Je voulais arrêter de regarder, arrêter le temps.

Véronique Marchand

L'image qui est restée dans la tête de Véronique depuis six ans, c'est celle du corps de son mari, Robert, couché au sol. Alors qu'elle le cherche des yeux au milieu du chaos, elle n'aperçoit d'abord que les semelles de ses chaussures. "Il s'était acheté des nouvelles baskets, c'est la première fois que je voyais ça, avec des semelles orange, alors ça m'a marqué. Puis j'ai remonté avec mes yeux le long des jambes, et j'ai vu son short noir… Alors je me suis dit 'c'est pas possible'. Je ne pouvais pas. Je voulais arrêter de regarder, arrêter le temps", raconte-t-elle avec beaucoup d'émotions.

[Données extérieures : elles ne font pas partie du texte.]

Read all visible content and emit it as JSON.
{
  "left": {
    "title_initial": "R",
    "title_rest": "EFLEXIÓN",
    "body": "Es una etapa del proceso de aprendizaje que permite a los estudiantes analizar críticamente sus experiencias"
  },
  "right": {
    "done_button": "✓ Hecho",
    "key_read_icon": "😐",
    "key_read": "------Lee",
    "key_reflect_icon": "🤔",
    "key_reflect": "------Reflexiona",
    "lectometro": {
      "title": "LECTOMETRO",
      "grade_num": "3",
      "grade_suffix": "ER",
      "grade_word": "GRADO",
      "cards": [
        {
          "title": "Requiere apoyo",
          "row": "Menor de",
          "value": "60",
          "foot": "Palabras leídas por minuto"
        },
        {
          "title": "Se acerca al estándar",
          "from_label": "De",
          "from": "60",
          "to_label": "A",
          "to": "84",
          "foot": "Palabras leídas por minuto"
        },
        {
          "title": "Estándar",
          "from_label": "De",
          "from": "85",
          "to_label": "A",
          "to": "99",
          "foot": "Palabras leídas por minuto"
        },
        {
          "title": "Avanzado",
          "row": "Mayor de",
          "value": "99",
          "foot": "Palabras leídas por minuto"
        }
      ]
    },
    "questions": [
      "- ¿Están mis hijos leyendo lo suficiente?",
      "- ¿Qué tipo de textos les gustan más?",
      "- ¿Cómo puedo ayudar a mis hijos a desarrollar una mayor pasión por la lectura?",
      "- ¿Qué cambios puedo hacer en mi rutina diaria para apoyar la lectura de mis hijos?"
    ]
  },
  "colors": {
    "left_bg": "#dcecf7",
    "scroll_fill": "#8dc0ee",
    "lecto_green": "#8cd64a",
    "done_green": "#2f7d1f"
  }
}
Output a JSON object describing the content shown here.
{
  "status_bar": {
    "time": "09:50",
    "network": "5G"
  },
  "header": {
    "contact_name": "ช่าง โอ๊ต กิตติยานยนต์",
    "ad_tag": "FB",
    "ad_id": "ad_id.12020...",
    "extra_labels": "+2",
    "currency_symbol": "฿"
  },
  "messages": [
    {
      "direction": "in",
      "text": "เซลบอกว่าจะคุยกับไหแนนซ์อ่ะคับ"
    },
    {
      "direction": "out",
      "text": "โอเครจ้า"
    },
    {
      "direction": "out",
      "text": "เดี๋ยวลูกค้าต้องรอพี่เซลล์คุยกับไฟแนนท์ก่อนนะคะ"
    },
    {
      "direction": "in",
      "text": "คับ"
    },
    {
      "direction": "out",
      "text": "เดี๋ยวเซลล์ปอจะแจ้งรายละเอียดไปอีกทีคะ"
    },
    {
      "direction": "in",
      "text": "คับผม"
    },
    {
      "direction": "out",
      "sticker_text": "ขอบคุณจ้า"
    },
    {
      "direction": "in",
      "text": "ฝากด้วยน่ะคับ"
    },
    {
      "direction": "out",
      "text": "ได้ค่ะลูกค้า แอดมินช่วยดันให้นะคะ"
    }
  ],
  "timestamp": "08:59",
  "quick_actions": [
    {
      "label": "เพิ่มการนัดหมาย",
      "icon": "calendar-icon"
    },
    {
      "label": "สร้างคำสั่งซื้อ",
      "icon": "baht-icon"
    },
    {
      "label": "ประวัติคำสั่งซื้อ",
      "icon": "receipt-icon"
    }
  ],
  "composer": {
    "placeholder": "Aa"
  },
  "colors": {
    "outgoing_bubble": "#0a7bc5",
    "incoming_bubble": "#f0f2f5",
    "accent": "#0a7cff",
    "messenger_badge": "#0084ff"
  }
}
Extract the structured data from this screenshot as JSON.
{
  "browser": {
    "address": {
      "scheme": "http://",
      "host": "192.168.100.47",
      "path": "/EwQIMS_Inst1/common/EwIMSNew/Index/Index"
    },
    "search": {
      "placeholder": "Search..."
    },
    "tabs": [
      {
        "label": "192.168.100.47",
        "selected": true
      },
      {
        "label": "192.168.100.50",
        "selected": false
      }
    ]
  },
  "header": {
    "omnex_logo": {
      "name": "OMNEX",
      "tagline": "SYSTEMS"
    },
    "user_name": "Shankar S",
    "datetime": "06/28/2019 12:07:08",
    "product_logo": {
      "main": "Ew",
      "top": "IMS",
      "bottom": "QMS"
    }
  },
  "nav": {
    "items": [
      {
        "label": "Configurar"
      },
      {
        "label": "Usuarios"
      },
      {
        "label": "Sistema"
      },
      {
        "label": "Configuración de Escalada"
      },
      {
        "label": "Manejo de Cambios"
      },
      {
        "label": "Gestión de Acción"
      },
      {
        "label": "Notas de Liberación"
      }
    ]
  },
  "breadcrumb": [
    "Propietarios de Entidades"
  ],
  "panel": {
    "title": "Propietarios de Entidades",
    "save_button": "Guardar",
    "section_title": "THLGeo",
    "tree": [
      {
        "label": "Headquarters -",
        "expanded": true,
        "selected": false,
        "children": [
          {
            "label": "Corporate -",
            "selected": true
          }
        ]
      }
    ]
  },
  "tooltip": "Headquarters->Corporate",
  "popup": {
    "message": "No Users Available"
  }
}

Quand elle comprend qu'il s'agit de son époux, inerte devant ses yeux, Véronique explique avoir fait "une crise de folie". "Ça a été l'horreur complète (...) on perd le contrôle de soi". Alors qu'on lui demande de partir, Véronique refuse : "je voulais m'allonger par terre, pour voir s'il respirait". 

J'ai vraiment eu l'impression de l'abandonner.

Véronique Marchand

L'inimaginable s'est produit. Lorsque les secours arrivent enfin, elle se rend compte qu'ils mettent des draps sur les corps. Lorsque vient le tour de son mari, c'est là que Véronique réalise qu'il est mort. "Ils sont passés à la personne à côté, et là, ils n'ont pas mis de drap, alors j'ai dit 'lui il vont l'emmener, et Robert ils vont le laisser sur la route'". Sa sœur et son amie ont dû la forcer à partir. "J'ai vraiment eu l'impression de l'abandonner." Véronique a gardé cette culpabilité, jusqu'à songer à mettre fin à ses jours. Mais elle tient bon pour sa fille et son petit-fils. "Sans eux, je pense que je ne serais pas là aujourd'hui. Quand on est dans le malheur, il y a plein d'idées qui s'ouvrent à vous, des choses auxquelles vous ne pensiez pas avant. Mais on se dit qu'on n'a pas le droit. Ma fille a besoin de moi, et après on ne sait jamais, mon petit-fils aussi, alors on s'accroche." 

Le procès pourra-t-il réparer ses souffrances ? 

Ce procès, qui s'est ouvert début septembre à Paris, elle l'attendait. Véronique pense qu'il peut lui faire du bien. "Je voudrais que tous, la cour, les avocats, les accusés, sachent la souffrance qu'on a eue, la souffrance qu'on a, et la souffrance qu'on aura jusqu'au bout. Parce que même si on arrive à reprendre le fil de sa vie, ça ne sera jamais pareil", souffle-t-elle.  

Tout comme les autres victimes prêtes à témoigner, elle espère que justice sera faite. "J'attends qu'on démontre que certains étaient impliqués, j'attends des peines, et que ces peines soient faites", conclut celle qui se dit encore aujourd'hui traumatisée par les sirènes des camions de pompiers. Parmi les huit personnes jugées, trois accusés comparaissent pour association de malfaiteurs terroristes et encourent jusqu'à 20 ans de prison.